Carbide-modified pd on zro₂ as active phase for co₂-reforming of methane—a model phase boundary approach

Starting from subsurface Zr⁰-doped “inverse” Pd and bulk-intermetallic Pd⁰ Zr⁰ model catalyst precursors, we investigated the dry reforming reaction of methane (DRM) using synchrotron-based near ambient pressure in-situ X-ray photoelectron spectroscopy (NAP-XPS), in-situ X-ray diffraction and catalytic testing in an ultrahigh-vacuum-compatible recirculating batch reactor cell.

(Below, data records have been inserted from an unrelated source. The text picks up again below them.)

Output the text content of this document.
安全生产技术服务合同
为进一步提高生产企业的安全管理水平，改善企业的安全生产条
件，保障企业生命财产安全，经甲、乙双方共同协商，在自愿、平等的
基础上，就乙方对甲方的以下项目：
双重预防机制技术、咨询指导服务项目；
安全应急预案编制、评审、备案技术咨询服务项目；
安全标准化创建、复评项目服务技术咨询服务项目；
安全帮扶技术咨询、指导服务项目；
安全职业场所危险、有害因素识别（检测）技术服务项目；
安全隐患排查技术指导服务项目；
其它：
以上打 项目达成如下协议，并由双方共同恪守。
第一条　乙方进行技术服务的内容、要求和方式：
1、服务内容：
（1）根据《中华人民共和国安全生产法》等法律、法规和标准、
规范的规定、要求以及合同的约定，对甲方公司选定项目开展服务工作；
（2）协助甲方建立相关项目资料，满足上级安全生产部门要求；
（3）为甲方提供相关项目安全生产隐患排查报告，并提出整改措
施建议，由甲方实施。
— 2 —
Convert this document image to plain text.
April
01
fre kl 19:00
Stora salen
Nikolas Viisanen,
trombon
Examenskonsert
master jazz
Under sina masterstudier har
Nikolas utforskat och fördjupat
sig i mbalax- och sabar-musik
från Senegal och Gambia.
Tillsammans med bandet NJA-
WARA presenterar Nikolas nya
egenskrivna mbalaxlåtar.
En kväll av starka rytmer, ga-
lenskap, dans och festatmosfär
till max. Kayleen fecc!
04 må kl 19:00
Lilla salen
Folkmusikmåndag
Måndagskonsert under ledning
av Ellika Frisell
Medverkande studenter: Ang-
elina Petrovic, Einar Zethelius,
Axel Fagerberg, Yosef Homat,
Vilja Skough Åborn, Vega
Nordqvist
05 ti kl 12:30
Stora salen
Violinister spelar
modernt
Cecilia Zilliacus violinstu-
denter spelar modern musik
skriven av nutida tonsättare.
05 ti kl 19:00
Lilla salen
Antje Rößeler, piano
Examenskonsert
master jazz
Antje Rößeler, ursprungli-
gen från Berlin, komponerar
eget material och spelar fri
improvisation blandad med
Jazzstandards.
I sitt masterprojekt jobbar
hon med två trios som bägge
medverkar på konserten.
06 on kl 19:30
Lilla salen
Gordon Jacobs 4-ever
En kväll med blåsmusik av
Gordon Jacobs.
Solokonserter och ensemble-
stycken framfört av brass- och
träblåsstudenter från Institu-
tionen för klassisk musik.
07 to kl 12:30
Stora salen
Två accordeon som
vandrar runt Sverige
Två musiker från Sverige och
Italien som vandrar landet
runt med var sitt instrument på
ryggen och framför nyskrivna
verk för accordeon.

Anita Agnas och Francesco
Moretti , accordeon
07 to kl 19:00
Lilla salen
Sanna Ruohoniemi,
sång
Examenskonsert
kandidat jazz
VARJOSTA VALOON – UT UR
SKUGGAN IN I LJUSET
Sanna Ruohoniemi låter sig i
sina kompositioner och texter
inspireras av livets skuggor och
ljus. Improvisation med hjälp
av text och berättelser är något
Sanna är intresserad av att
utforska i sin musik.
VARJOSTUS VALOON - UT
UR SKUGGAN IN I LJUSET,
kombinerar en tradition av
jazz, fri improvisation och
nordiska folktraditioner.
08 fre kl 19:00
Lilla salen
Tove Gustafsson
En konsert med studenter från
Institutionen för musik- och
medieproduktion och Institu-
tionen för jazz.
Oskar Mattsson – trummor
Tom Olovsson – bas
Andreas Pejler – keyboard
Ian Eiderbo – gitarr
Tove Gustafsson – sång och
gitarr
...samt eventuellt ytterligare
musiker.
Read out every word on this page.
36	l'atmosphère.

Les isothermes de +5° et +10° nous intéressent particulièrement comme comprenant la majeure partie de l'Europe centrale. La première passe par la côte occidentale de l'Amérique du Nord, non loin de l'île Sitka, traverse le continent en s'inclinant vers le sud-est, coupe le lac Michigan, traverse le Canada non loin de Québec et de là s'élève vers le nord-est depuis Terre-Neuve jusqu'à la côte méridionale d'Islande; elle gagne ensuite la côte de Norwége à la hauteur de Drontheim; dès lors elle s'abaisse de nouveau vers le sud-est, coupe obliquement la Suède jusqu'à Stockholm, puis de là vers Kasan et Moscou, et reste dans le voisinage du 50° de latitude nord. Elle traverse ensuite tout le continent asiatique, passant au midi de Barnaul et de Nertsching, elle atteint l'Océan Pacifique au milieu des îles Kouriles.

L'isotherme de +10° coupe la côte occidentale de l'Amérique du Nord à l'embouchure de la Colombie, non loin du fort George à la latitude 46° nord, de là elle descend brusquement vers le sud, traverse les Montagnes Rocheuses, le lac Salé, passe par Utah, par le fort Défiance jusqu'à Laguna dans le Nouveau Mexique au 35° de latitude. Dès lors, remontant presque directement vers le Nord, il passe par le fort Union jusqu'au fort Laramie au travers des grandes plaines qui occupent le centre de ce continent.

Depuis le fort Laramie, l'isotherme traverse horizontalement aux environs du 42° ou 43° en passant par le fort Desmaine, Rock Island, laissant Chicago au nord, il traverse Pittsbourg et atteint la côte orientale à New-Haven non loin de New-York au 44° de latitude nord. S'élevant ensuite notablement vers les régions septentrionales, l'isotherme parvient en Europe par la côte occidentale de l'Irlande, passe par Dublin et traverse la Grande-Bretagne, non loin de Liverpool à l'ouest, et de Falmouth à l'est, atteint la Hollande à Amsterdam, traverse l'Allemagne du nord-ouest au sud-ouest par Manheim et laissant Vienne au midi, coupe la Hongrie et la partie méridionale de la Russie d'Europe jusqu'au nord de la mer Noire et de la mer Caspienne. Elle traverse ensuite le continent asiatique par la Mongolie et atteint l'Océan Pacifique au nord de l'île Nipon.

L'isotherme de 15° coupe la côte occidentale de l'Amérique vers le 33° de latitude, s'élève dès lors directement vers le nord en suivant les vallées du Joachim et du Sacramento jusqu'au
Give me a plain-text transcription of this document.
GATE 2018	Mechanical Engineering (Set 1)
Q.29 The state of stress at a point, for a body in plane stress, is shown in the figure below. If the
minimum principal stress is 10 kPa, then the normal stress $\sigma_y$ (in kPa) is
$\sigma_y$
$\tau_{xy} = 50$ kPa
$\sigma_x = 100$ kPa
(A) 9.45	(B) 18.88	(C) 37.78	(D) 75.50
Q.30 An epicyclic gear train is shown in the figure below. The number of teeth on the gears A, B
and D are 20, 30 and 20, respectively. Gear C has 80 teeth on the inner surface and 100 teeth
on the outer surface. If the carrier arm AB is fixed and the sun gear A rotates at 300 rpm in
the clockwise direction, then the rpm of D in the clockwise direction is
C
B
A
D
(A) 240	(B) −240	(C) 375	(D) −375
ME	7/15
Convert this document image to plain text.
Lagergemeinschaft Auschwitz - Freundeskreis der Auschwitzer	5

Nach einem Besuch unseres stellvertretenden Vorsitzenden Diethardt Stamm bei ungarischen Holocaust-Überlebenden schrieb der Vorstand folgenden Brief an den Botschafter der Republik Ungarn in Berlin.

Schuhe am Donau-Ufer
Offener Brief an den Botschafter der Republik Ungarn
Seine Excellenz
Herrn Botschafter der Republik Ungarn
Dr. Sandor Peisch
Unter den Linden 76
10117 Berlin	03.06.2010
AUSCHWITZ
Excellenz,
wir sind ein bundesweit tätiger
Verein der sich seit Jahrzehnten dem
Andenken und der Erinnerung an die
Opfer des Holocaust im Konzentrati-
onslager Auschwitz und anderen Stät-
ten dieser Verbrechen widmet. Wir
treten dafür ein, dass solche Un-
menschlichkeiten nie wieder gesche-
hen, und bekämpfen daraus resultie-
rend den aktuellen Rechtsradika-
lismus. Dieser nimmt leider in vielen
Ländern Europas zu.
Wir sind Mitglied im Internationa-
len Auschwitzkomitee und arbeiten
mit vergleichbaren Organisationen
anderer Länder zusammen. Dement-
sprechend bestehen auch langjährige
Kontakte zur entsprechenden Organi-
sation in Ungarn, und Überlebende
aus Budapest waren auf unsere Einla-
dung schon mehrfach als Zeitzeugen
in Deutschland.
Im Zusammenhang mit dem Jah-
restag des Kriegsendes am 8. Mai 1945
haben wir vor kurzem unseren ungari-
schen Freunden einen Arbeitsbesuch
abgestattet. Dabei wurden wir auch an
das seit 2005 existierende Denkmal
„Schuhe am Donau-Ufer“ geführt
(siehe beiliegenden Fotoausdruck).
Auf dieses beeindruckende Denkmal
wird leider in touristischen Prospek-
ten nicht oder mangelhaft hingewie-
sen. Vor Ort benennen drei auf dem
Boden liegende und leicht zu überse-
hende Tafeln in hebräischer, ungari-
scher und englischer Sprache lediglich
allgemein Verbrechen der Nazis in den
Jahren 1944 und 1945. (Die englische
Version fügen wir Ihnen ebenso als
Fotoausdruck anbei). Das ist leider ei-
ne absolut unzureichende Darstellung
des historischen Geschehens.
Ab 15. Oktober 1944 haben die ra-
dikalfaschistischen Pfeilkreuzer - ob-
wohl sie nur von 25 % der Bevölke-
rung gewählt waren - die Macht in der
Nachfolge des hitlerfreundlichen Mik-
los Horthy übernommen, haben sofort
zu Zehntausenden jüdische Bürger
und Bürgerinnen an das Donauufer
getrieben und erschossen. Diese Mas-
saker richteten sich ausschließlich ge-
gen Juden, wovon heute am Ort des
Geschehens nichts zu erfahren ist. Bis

Both intermetallic precursors develop a Pd⁰ –ZrO₂ phase boundary under realistic DRM conditions, whereby the oxidative segregation of ZrO₂ from bulk intermetallic Pd_x Zr_y leads to a highly active composite layer of carbide-modified Pd⁰ metal nanoparticles in contact with tetragonal ZrO₂ . This active state exhibits reaction rates exceeding those of a conventional supported Pd–ZrO₂ reference catalyst and its high activity is unambiguously linked to the fast conversion of the highly reactive carbidic/dissolved C-species inside Pd⁰ toward CO at the Pd/ZrO₂ phase boundary, which serves the role of providing efficient CO₂ activation sites. In contrast, the near-surface intermetallic precursor decomposes toward ZrO₂ islands at the surface of a quasi-infinite Pd⁰ metal bulk. Strongly delayed Pd carbide accumulation and thus carbon resegregation under reaction conditions leads to a much less active interfacial ZrO₂ –Pd⁰ state.